Pasang Target 20 Kursi di Pileg 2029, PAN Maros Mulai Panaskan Mesin Partai

Ilustrasi
menitindonesia, MAROS – Dewan Pimpinan Daerah (DPD) Partai Amanat Nasional (PAN) Kabupaten Maros memasang target tinggi pada Pemilu Legislatif (Pileg) 2029. Partai berlambang matahari terbit itu membidik perolehan 20 kursi di DPRD Maros.
Target tersebut meningkat signifikan dibandingkan capaian PAN pada Pileg 2024 yang meraih 12 kursi. Ketua Formatur DPD PAN Maros, Muh Gemilang Pagessa, menyebut target itu realistis seiring rencana penambahan jumlah kursi DPRD Maros dari 35 menjadi 40 kursi.
“Kami tetap menargetkan menjadi pemenang Pemilu 2029. Target 20 kursi itu realistis karena jumlah kursi DPRD nantinya bertambah,” kata Gemilang, Rabu (14/1/2026).

BACA JUGA:
Safari Politik Ketua PAN Sulsel di Maros, Resmikan Sekretariat Hingga Program Bedah Rumah

Untuk mewujudkan target tersebut, PAN Maros akan memulai dengan penguatan struktur organisasi. Dalam waktu dekat, kepengurusan DPD PAN Maros segera dibentuk agar mesin partai bisa langsung bergerak.
“Mungkin minggu ini akan kami rapatkan terlebih dahulu supaya roda organisasi bisa berjalan maksimal,” ujarnya.

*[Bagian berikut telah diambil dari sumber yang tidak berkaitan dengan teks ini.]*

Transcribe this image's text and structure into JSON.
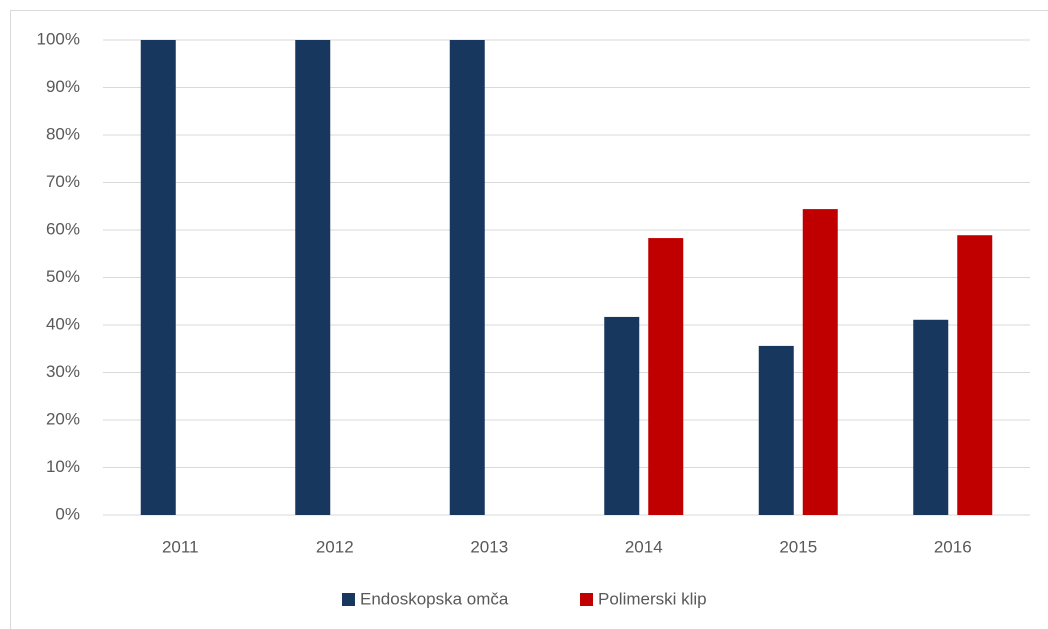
{
  "chart_data": {
    "type": "bar",
    "categories": [
      "2011",
      "2012",
      "2013",
      "2014",
      "2015",
      "2016"
    ],
    "series": [
      {
        "name": "Endoskopska omča",
        "color": "#17375e",
        "values": [
          100,
          100,
          100,
          41.7,
          35.6,
          41.1
        ]
      },
      {
        "name": "Polimerski klip",
        "color": "#c00000",
        "values": [
          0,
          0,
          0,
          58.3,
          64.4,
          58.9
        ]
      }
    ],
    "ylim": [
      0,
      100
    ],
    "yticks": [
      {
        "value": 0,
        "label": "0%"
      },
      {
        "value": 10,
        "label": "10%"
      },
      {
        "value": 20,
        "label": "20%"
      },
      {
        "value": 30,
        "label": "30%"
      },
      {
        "value": 40,
        "label": "40%"
      },
      {
        "value": 50,
        "label": "50%"
      },
      {
        "value": 60,
        "label": "60%"
      },
      {
        "value": 70,
        "label": "70%"
      },
      {
        "value": 80,
        "label": "80%"
      },
      {
        "value": 90,
        "label": "90%"
      },
      {
        "value": 100,
        "label": "100%"
      }
    ],
    "grid": true,
    "legend": "bottom"
  }
}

Gemilang yang akrab disapa Gio menegaskan, komposisi kepengurusan akan dibangun secara kolaboratif tanpa dominasi kelompok tertentu.

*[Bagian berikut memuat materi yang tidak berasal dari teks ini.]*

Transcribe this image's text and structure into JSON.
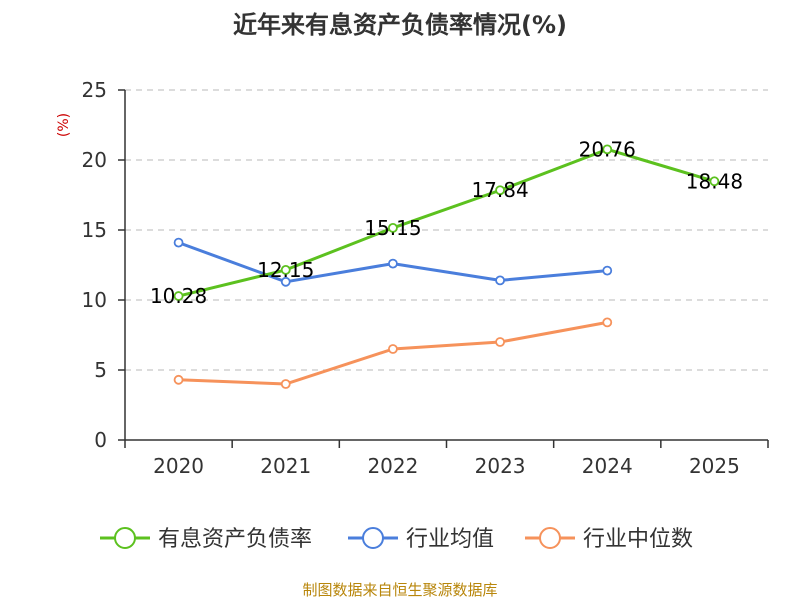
{
  "chart_data": {
    "type": "line",
    "title": "近年来有息资产负债率情况(%)",
    "ylabel": "(%)",
    "xlabel": "",
    "categories": [
      "2020",
      "2021",
      "2022",
      "2023",
      "2024",
      "2025"
    ],
    "ylim": [
      0,
      25
    ],
    "yticks": [
      0,
      5,
      10,
      15,
      20,
      25
    ],
    "grid": true,
    "legend_position": "bottom",
    "series": [
      {
        "name": "有息资产负债率",
        "color": "#5cc11f",
        "values": [
          10.28,
          12.15,
          15.15,
          17.84,
          20.76,
          18.48
        ],
        "data_labels": [
          "10.28",
          "12.15",
          "15.15",
          "17.84",
          "20.76",
          "18.48"
        ]
      },
      {
        "name": "行业均值",
        "color": "#4a7edc",
        "values": [
          14.1,
          11.3,
          12.6,
          11.4,
          12.1,
          null
        ]
      },
      {
        "name": "行业中位数",
        "color": "#f6925b",
        "values": [
          4.3,
          4.0,
          6.5,
          7.0,
          8.4,
          null
        ]
      }
    ]
  },
  "source": "制图数据来自恒生聚源数据库"
}
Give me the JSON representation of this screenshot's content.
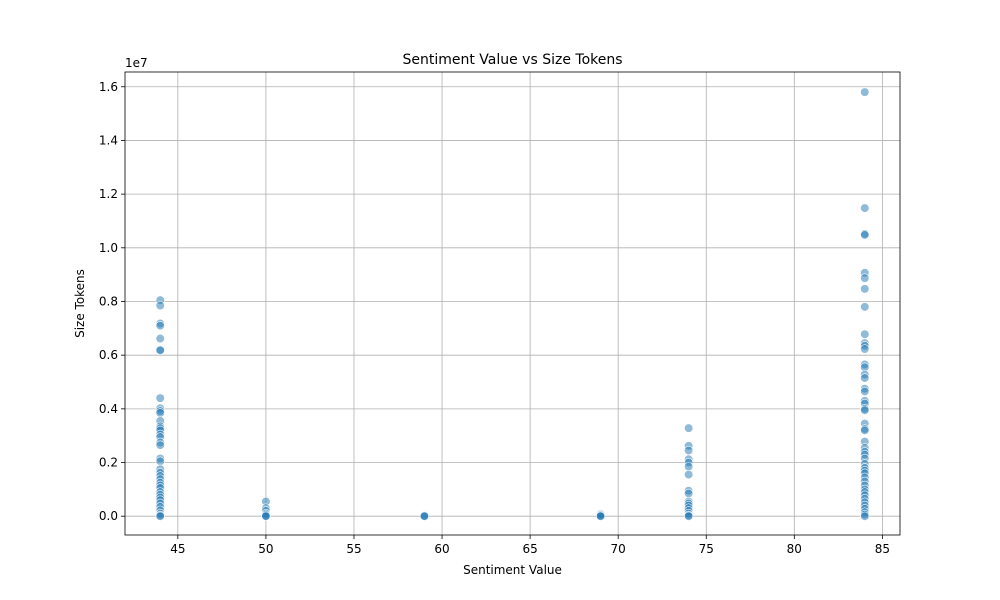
{
  "chart_data": {
    "type": "scatter",
    "title": "Sentiment Value vs Size Tokens",
    "xlabel": "Sentiment Value",
    "ylabel": "Size Tokens",
    "y_offset_label": "1e7",
    "xlim": [
      42.0,
      86.0
    ],
    "ylim": [
      -700000,
      16550000
    ],
    "x_ticks": [
      45,
      50,
      55,
      60,
      65,
      70,
      75,
      80,
      85
    ],
    "y_ticks": [
      0,
      2000000,
      4000000,
      6000000,
      8000000,
      10000000,
      12000000,
      14000000,
      16000000
    ],
    "y_tick_labels": [
      "0.0",
      "0.2",
      "0.4",
      "0.6",
      "0.8",
      "1.0",
      "1.2",
      "1.4",
      "1.6"
    ],
    "grid": true,
    "color": "#1f77b4",
    "series": [
      {
        "points": [
          [
            44,
            8050000
          ],
          [
            44,
            7850000
          ],
          [
            44,
            7180000
          ],
          [
            44,
            7100000
          ],
          [
            44,
            6620000
          ],
          [
            44,
            6200000
          ],
          [
            44,
            6180000
          ],
          [
            44,
            4400000
          ],
          [
            44,
            4020000
          ],
          [
            44,
            3920000
          ],
          [
            44,
            3850000
          ],
          [
            44,
            3550000
          ],
          [
            44,
            3350000
          ],
          [
            44,
            3280000
          ],
          [
            44,
            3200000
          ],
          [
            44,
            3050000
          ],
          [
            44,
            2950000
          ],
          [
            44,
            2750000
          ],
          [
            44,
            2650000
          ],
          [
            44,
            2150000
          ],
          [
            44,
            2050000
          ],
          [
            44,
            1750000
          ],
          [
            44,
            1620000
          ],
          [
            44,
            1500000
          ],
          [
            44,
            1380000
          ],
          [
            44,
            1250000
          ],
          [
            44,
            1150000
          ],
          [
            44,
            1050000
          ],
          [
            44,
            900000
          ],
          [
            44,
            800000
          ],
          [
            44,
            700000
          ],
          [
            44,
            600000
          ],
          [
            44,
            480000
          ],
          [
            44,
            350000
          ],
          [
            44,
            220000
          ],
          [
            44,
            100000
          ],
          [
            44,
            30000
          ],
          [
            44,
            0
          ],
          [
            50,
            550000
          ],
          [
            50,
            300000
          ],
          [
            50,
            200000
          ],
          [
            50,
            100000
          ],
          [
            50,
            50000
          ],
          [
            50,
            10000
          ],
          [
            50,
            0
          ],
          [
            59,
            30000
          ],
          [
            59,
            10000
          ],
          [
            59,
            0
          ],
          [
            69,
            80000
          ],
          [
            69,
            40000
          ],
          [
            69,
            10000
          ],
          [
            69,
            0
          ],
          [
            74,
            3280000
          ],
          [
            74,
            2620000
          ],
          [
            74,
            2450000
          ],
          [
            74,
            2120000
          ],
          [
            74,
            2000000
          ],
          [
            74,
            1850000
          ],
          [
            74,
            1550000
          ],
          [
            74,
            950000
          ],
          [
            74,
            850000
          ],
          [
            74,
            550000
          ],
          [
            74,
            480000
          ],
          [
            74,
            400000
          ],
          [
            74,
            300000
          ],
          [
            74,
            200000
          ],
          [
            74,
            100000
          ],
          [
            74,
            30000
          ],
          [
            74,
            0
          ],
          [
            84,
            15800000
          ],
          [
            84,
            11480000
          ],
          [
            84,
            10520000
          ],
          [
            84,
            10480000
          ],
          [
            84,
            9070000
          ],
          [
            84,
            8870000
          ],
          [
            84,
            8470000
          ],
          [
            84,
            7800000
          ],
          [
            84,
            6780000
          ],
          [
            84,
            6450000
          ],
          [
            84,
            6350000
          ],
          [
            84,
            6230000
          ],
          [
            84,
            5650000
          ],
          [
            84,
            5550000
          ],
          [
            84,
            5280000
          ],
          [
            84,
            5150000
          ],
          [
            84,
            4750000
          ],
          [
            84,
            4650000
          ],
          [
            84,
            4300000
          ],
          [
            84,
            4200000
          ],
          [
            84,
            4000000
          ],
          [
            84,
            3950000
          ],
          [
            84,
            3450000
          ],
          [
            84,
            3250000
          ],
          [
            84,
            3200000
          ],
          [
            84,
            2780000
          ],
          [
            84,
            2550000
          ],
          [
            84,
            2400000
          ],
          [
            84,
            2300000
          ],
          [
            84,
            2150000
          ],
          [
            84,
            1950000
          ],
          [
            84,
            1800000
          ],
          [
            84,
            1700000
          ],
          [
            84,
            1600000
          ],
          [
            84,
            1450000
          ],
          [
            84,
            1300000
          ],
          [
            84,
            1150000
          ],
          [
            84,
            1000000
          ],
          [
            84,
            900000
          ],
          [
            84,
            780000
          ],
          [
            84,
            650000
          ],
          [
            84,
            520000
          ],
          [
            84,
            400000
          ],
          [
            84,
            280000
          ],
          [
            84,
            150000
          ],
          [
            84,
            60000
          ],
          [
            84,
            0
          ]
        ]
      }
    ]
  }
}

“Kami ingin mengombinasikan seluruh kader PAN yang ada di Maros agar bisa bekerja bersama,” jelasnya.
Ia juga menekankan bahwa kerja politik PAN tidak hanya berorientasi pada kontestasi elektoral, tetapi juga pada kehadiran nyata di tengah masyarakat.
“Target utama kami saat ini adalah memastikan kader PAN Maros terus membantu rakyat dan hadir di setiap sendi kehidupan masyarakat,” tegas Gio.

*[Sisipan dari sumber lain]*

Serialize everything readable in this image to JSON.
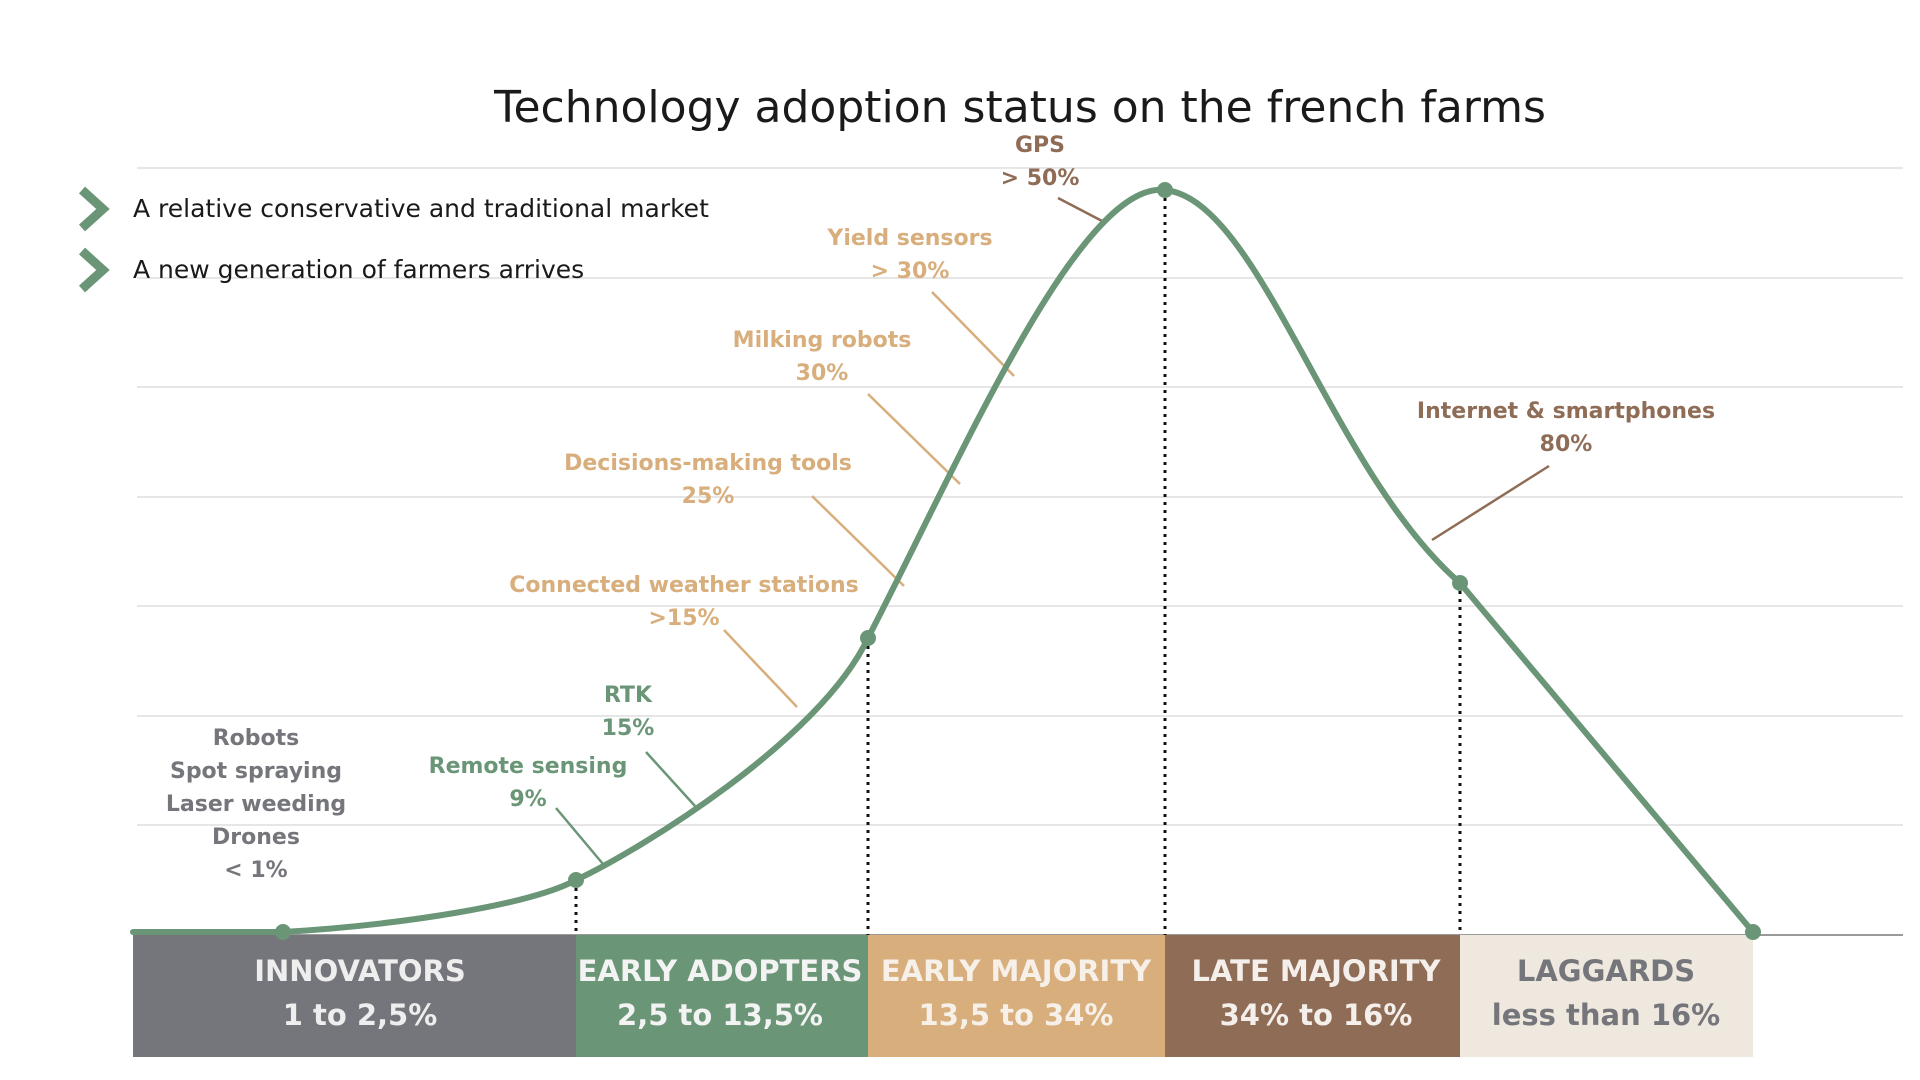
{
  "chart_data": {
    "type": "line",
    "title": "Technology adoption status on the french farms",
    "bullets": [
      "A relative conservative and traditional market",
      "A new generation of farmers arrives"
    ],
    "colors": {
      "curve": "#6a9677",
      "grid": "#dedede",
      "innovators": "#75767b",
      "early_adopters": "#6a9677",
      "early_majority": "#d7ae7c",
      "late_majority": "#8e6c56",
      "laggards": "#efe8df",
      "ann_green": "#6a9677",
      "ann_tan": "#d7ae7c",
      "ann_brown": "#8e6c56",
      "ann_gray": "#75767b"
    },
    "segments": [
      {
        "name": "INNOVATORS",
        "range": "1 to 2,5%"
      },
      {
        "name": "EARLY ADOPTERS",
        "range": "2,5 to 13,5%"
      },
      {
        "name": "EARLY MAJORITY",
        "range": "13,5 to 34%"
      },
      {
        "name": "LATE MAJORITY",
        "range": "34% to 16%"
      },
      {
        "name": "LAGGARDS",
        "range": "less than 16%"
      }
    ],
    "annotations": [
      {
        "lines": [
          "Robots",
          "Spot spraying",
          "Laser weeding",
          "Drones",
          "< 1%"
        ]
      },
      {
        "lines": [
          "Remote sensing",
          "9%"
        ]
      },
      {
        "lines": [
          "RTK",
          "15%"
        ]
      },
      {
        "lines": [
          "Connected weather stations",
          ">15%"
        ]
      },
      {
        "lines": [
          "Decisions-making tools",
          "25%"
        ]
      },
      {
        "lines": [
          "Milking robots",
          "30%"
        ]
      },
      {
        "lines": [
          "Yield sensors",
          "> 30%"
        ]
      },
      {
        "lines": [
          "GPS",
          "> 50%"
        ]
      },
      {
        "lines": [
          "Internet & smartphones",
          "80%"
        ]
      }
    ]
  }
}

Sementara itu, Ketua DPW PAN Sulsel, Husniah Talenrang, menyatakan optimismenya terhadap peningkatan perolehan kursi PAN di Maros pada Pileg 2029.
“Kalau sekarang 12 kursi, minimal harus bertambah. Kalau bisa, tentu sebanyak-banyaknya,” ujarnya saat berkunjung ke Maros.
Menurut Husniah, PAN tidak sekadar menargetkan penambahan kursi, tetapi juga ingin tampil sebagai kekuatan politik utama di daerah.
“Target kursinya sebanyak-banyaknya. Pasti kita ingin jadi yang terbaik dan menjadi pemenang,” pungkasnya.